In a report to be published in the journal Science, the OSU scientists explain a way to create these crystalline thin films at temperatures far lower than those used currently, and with no need to be produced in a vacuum as the current technology usually requires.
This fundamental advance may eventually open up important new applications in the electronics, computer and high technology industries, making new products possible or lowering the cost of those already being created.
According to Douglas Keszler, an OSU professor of chemistry, many electronic or photonic devices contain crystalline oxide films that can conduct electricity, serve as insulators or have desirable optical properties. To achieve crystallinity, it’s usually necessary to manufacture the films in high vacuum conditions and at temperatures of more than 1,800 degrees.
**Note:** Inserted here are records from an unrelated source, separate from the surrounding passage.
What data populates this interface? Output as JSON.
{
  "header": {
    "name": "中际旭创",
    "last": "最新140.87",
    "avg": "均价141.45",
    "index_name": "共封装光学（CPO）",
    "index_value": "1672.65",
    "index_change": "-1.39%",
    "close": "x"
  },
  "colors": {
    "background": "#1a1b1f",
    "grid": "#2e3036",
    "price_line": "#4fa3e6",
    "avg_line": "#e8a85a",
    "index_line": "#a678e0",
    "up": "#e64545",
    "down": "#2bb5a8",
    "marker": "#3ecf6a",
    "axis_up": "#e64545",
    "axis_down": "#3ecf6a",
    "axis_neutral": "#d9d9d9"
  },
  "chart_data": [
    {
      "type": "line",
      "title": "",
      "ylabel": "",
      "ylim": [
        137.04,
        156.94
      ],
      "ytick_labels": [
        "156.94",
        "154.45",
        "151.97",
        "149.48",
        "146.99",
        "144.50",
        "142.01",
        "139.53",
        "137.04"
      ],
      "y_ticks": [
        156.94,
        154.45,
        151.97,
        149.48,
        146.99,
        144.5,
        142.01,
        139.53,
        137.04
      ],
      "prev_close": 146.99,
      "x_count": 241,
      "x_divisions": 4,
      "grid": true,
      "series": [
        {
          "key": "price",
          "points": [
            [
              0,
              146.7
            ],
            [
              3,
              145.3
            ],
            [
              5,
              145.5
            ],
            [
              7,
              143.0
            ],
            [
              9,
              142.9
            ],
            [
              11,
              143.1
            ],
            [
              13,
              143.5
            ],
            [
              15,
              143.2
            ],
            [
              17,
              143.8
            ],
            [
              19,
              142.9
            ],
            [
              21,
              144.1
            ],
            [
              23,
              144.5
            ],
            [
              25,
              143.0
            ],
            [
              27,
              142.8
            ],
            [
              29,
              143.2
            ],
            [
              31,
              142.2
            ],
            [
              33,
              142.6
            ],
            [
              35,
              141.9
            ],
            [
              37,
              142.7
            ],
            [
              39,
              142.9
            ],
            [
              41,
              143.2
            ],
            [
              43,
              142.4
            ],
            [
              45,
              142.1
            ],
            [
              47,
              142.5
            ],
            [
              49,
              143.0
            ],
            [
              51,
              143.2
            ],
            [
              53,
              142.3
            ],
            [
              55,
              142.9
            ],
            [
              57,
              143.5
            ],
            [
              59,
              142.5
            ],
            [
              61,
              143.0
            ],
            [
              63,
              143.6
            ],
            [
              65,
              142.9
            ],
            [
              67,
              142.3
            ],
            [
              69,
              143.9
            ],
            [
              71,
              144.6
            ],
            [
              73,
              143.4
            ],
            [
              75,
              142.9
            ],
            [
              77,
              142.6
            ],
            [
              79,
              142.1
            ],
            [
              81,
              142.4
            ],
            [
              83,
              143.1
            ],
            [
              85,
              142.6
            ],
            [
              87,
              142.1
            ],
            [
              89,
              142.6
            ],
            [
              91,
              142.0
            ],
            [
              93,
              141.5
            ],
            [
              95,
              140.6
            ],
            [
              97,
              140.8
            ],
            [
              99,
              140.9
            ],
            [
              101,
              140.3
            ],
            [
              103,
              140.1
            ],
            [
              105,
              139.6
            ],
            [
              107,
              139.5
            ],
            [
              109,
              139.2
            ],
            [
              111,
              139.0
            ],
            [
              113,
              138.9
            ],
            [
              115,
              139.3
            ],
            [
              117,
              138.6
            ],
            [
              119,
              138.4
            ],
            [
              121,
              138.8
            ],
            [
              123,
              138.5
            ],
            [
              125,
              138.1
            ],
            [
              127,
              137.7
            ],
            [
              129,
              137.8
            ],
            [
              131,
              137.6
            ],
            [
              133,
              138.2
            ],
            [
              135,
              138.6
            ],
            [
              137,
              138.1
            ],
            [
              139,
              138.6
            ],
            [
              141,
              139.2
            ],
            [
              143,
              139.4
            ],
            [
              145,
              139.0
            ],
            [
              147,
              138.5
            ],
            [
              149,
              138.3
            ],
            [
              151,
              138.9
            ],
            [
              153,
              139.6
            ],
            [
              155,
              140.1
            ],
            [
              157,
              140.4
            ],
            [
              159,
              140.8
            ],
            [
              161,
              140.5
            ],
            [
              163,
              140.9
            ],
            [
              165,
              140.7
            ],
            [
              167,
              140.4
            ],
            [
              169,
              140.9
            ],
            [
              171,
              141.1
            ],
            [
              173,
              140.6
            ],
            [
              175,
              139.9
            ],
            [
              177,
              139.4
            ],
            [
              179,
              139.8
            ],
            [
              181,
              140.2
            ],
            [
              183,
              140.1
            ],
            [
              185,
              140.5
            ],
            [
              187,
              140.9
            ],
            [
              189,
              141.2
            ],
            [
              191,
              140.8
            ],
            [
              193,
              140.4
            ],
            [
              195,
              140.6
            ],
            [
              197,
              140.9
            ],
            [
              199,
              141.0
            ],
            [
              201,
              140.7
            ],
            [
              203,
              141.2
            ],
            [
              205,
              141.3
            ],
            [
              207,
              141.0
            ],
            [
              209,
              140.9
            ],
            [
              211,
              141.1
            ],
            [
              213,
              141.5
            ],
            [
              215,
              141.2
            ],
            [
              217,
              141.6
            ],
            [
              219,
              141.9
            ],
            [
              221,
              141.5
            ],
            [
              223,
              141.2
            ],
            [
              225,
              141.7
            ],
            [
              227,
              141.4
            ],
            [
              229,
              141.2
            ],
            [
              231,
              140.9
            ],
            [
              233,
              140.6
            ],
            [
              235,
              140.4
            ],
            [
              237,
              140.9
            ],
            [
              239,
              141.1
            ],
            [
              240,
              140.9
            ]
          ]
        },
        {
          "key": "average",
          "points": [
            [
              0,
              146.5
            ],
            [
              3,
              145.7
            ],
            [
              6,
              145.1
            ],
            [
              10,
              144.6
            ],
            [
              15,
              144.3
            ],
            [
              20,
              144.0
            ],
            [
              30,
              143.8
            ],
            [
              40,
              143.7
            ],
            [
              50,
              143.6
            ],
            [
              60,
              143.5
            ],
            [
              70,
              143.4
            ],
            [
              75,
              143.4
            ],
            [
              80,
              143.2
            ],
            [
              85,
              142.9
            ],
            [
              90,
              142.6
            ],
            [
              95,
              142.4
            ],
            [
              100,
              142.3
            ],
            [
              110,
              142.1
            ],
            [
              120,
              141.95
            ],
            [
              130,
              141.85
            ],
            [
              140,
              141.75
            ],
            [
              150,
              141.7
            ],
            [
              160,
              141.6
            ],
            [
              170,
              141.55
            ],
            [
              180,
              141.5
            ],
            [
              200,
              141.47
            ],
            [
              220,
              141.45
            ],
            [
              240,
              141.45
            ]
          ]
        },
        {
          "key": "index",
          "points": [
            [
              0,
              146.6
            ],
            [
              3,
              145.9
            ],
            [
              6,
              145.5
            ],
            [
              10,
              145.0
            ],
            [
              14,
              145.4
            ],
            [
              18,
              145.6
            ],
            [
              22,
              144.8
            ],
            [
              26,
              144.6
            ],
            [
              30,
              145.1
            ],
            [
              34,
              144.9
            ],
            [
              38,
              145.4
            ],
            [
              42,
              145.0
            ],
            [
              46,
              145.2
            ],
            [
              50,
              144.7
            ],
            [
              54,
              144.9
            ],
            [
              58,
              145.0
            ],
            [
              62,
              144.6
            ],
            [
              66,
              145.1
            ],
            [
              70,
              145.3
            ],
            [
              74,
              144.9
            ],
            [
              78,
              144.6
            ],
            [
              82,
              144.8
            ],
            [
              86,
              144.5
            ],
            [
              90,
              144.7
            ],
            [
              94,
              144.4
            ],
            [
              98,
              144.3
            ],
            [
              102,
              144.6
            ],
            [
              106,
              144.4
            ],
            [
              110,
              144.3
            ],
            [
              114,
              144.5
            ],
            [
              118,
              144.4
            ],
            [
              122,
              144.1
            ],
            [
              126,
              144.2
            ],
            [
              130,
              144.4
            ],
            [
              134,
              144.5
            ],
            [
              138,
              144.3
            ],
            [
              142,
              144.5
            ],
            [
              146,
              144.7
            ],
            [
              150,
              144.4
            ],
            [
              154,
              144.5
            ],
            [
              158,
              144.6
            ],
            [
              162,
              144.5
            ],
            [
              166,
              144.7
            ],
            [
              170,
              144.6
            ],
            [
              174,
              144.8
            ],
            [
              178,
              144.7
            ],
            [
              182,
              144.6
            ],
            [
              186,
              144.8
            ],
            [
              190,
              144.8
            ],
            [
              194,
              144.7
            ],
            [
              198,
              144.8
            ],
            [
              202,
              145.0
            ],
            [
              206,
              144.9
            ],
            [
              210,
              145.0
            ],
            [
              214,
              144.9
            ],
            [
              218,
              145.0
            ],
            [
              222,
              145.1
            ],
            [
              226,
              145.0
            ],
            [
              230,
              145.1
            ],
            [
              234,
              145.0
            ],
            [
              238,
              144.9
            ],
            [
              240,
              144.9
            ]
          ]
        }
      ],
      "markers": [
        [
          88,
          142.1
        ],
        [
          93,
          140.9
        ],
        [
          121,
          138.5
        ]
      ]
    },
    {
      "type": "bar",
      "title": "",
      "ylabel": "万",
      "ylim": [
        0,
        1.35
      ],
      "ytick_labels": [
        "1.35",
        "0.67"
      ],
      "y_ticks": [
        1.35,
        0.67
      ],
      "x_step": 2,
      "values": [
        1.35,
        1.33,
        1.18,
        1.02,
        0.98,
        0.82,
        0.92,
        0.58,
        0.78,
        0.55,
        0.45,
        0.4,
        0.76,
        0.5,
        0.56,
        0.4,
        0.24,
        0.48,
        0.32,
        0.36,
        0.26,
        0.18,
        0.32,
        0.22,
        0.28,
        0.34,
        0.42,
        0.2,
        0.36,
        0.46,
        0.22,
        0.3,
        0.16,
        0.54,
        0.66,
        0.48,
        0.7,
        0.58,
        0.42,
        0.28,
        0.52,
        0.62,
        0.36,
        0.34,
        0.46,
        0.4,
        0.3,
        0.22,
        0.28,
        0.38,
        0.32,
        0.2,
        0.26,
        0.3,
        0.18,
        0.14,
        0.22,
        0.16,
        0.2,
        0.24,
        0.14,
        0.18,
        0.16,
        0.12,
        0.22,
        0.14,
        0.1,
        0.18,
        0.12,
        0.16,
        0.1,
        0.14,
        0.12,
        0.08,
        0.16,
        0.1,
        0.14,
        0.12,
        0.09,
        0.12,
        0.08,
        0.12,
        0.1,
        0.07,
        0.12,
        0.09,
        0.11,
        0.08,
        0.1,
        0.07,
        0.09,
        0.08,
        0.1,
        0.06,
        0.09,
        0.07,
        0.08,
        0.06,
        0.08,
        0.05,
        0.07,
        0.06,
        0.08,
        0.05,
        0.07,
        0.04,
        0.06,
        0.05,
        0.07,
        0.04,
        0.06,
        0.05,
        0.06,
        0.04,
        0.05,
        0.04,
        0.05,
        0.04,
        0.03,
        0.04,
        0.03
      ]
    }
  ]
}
Sophisticated equipment is needed to achieve both the vacuum condition and high temperature, and the process is expensive.
By contrast, the new approach discovered by OSU scientists and engineers uses a simple, water-based chemistry to deposit and crystallise these films at lower temperatures, about 250 degrees. No vacuum is necessary.
‘We found that you can take certain materials that contain water and let them dehydrate slowly and at low temperatures, and still observe crystallinity,’ Keszler said. ‘Processing is done in a bath, rather than requiring expensive technology, vacuums and very high temperatures. There has never been a way before to both deposit and crystallise electronic or photonic films at such low temperatures.’
The very need for such high manufacturing temperatures, the OSU researchers said, has in fact precluded the use of these electronic thin films on some applications, such as plastics, that would melt and be destroyed by temperatures of 1,800 degrees. And the new approach could also facilitate cheaper mass production of some products, whereas in the past the need for sophisticated technology and space constraints might have limited manufacturers to making one product or a few at a time.
According to John Wager, a co-author on the study and professor of electrical and computer engineering at OSU, it may take further research and increased collaboration with private industry to implement the new approach in large-scale commercial manufacturing processes. But the possibilities seem promising, he said.
‘It’s always difficult to predict exactly how a new technology will be received and used in manufacturing products,’ Wager said. ‘But clearly this offers some ways to reduce costs or create new products that never were possible before.’